Additionally, I wish to highlight the double standards that many black gatekeepers or aspiring black elitists have for those within their culture but would easily pardon the African-adjacent for on the account of their non-blackness. To be specific, I highly doubt this owner would have conducted himself as he did if Miley Cyrus or one of her white female counterparts twerked in his establishment. Even if they were given a warning, it is doubtful that he would have addressed the rest of the diners abrasively to mark his territory of pseudo elitism.

Nevertheless, standards are a formidable way to proceed in life, but not at the expense of exclusionary practices that level black people according to hegemonic ideals. By making a reservation and being granted entry in a gate kept space, True Kitchen and Kocktails became synonymous with a plethora of other spaces that vet blacks based on proximity to white ideology. Therefore, the largest issue here is that what (to some) looked like a black man “taking his respect,” was intra-cultural policing which acts as a platform to vindicate domestic terrorism from external sources.

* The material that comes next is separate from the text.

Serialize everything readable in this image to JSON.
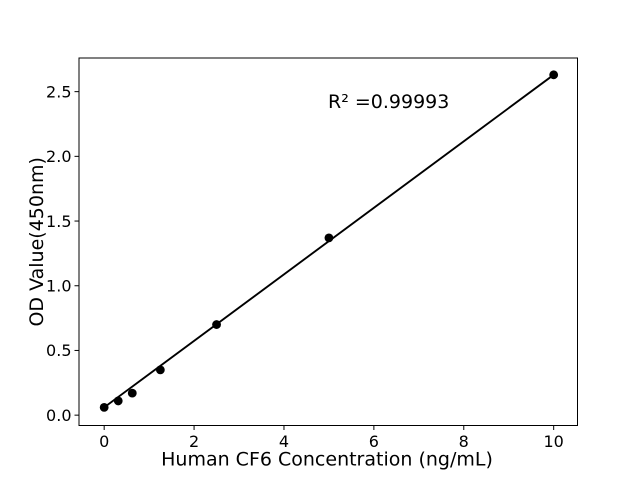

To those questioning my perspective, consider why this scenario, out of all that occurs daily to black people and within black communities, made the news. Considering the trajectory of black media coverage, the footage went viral on white media platforms due to its work to elucidate the myth of meritocracy. Specifically, that the merit of “inherent white goodness” and respectability, not systemic favor, grants the African-adjacent nice things, and the dissent from said goodness or respectability merits the detriment of facilities that inundate the black communities. This misconceptualization serves as an undercurrent for American elitism and affords yet another form to the ideology that says blacks are best murdered, caged in jails, their diversified abjection the sountrack to global white supremacy.

One Comment Add yours

  1. Tonya says:

    Truth. Age 46. I worked in a country club during college. There was nothing respectable happening after the Black co-workers from corporate sponsored affairs departed.
    I heard this about other corporate affairs at various
    venues…After the happy hour time-frame (7pm latest) it was best to leave if you were an AA woman. Furthermore, as a young girl, twerking (it didn’t have that name in the 80s) by women was reserved for the purview of familial female members. It was to give a glimpse of how to please your man behind close doors! If a man walked up during the raunchiess portions – the women would immediately break it up ( while snickering) because it was not for public male consumption but for female bonding, fun and the celebration of the black woman’s curves. Sad to see how this has been distorted.